François Cousteix, hacker ouvert

par Cordélia Bonal
publié le 25 juin 2010 à 9h51

Quatre murs bleus, un poster de foot un peu passé et une frise Astérix à mi-hauteur. L'antre du pirate est une chambre d'enfant. L'enfant a grandi. Il n'est jamais parti mais a voyagé loin, profond dans les arcanes du Web, jusqu'à se retrouver en procès demain pour avoir ébranlé Twitter , le phénomène 2.0 du moment. Stratégie d'attaque : infiltrer le carré paillettes de la twittosphère, soit les comptes de Britney Spears, Lily Allen, Ashton Kutcher, Lindsay Lohan et, tant qu'à faire, de Barack Obama. Tout ça le plus tranquillement du monde, sans bouger du pavillon familial de Beaumont, Puy-de-Dôme. Ce qui en fait mine de rien, sinon la troublante incarnation d'un Internet prophétisé village global, du moins le seul hacker français dont les aventures disent quelque chose à votre voisin.

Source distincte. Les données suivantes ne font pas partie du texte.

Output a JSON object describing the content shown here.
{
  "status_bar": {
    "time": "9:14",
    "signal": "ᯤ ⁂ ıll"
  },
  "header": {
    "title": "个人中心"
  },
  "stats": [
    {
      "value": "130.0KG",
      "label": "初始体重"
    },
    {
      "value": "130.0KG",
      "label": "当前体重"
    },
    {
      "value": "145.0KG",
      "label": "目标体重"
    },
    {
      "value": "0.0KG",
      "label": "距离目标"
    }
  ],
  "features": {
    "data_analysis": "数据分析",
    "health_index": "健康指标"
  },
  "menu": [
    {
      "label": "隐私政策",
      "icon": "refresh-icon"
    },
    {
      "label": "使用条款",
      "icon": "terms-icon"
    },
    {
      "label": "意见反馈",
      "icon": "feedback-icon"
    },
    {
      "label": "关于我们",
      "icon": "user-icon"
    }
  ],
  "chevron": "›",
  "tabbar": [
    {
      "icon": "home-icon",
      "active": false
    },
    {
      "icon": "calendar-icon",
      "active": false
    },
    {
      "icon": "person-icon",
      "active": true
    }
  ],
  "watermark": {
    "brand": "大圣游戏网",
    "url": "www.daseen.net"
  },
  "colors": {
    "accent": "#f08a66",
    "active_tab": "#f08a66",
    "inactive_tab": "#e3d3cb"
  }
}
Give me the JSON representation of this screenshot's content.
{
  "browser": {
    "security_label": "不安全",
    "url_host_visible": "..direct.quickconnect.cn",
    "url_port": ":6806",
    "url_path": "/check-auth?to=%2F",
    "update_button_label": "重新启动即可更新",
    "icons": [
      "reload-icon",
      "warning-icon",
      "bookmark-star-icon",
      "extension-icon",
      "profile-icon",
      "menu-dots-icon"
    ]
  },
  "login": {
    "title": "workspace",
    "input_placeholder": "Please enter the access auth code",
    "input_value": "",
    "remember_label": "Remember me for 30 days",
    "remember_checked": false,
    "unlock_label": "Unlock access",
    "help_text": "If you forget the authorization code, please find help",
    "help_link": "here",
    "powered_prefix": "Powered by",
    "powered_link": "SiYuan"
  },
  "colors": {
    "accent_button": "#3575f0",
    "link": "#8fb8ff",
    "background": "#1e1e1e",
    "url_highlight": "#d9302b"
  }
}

«M. et Mme Cousteix et leurs enfants», annonce la boîte aux lettres. Il est aide-soignant au CHU voisin, elle s'occupe de leurs quatre filles et deux garçons. François, 24 ans, est l'aîné. Tignasse brune sur regard écarquillé, teint pâle, no look tee-shirt-baskets, tout de nervosité rentrée. «Renfermé, solitaire» , constate-t-il. Pas un loquace, c'est certain, et pourtant limite prolixe quand il s'agit d'expliquer comment il s'y est pris pour aller picoter les chevilles de Twitter. «Presque simple.» Presque. D'abord, repérer les noms des «administrateurs» maison, soit les salariés aux manettes. Traquer les infos personnelles qu'ils ont laissé traîner sur les réseaux sociaux, Facebook et blogs en premier lieu, jusqu'à connaître le nom de leur hamster et la date d'anniversaire de leur copine. De là, tâtonner (on résume). Deviner leur mot de passe, grâce à la question secrète prévue en cas d'oubli ( «couleur préférée ?» «prénom de votre petite-cousine ?» ). Entrer sans se gêner.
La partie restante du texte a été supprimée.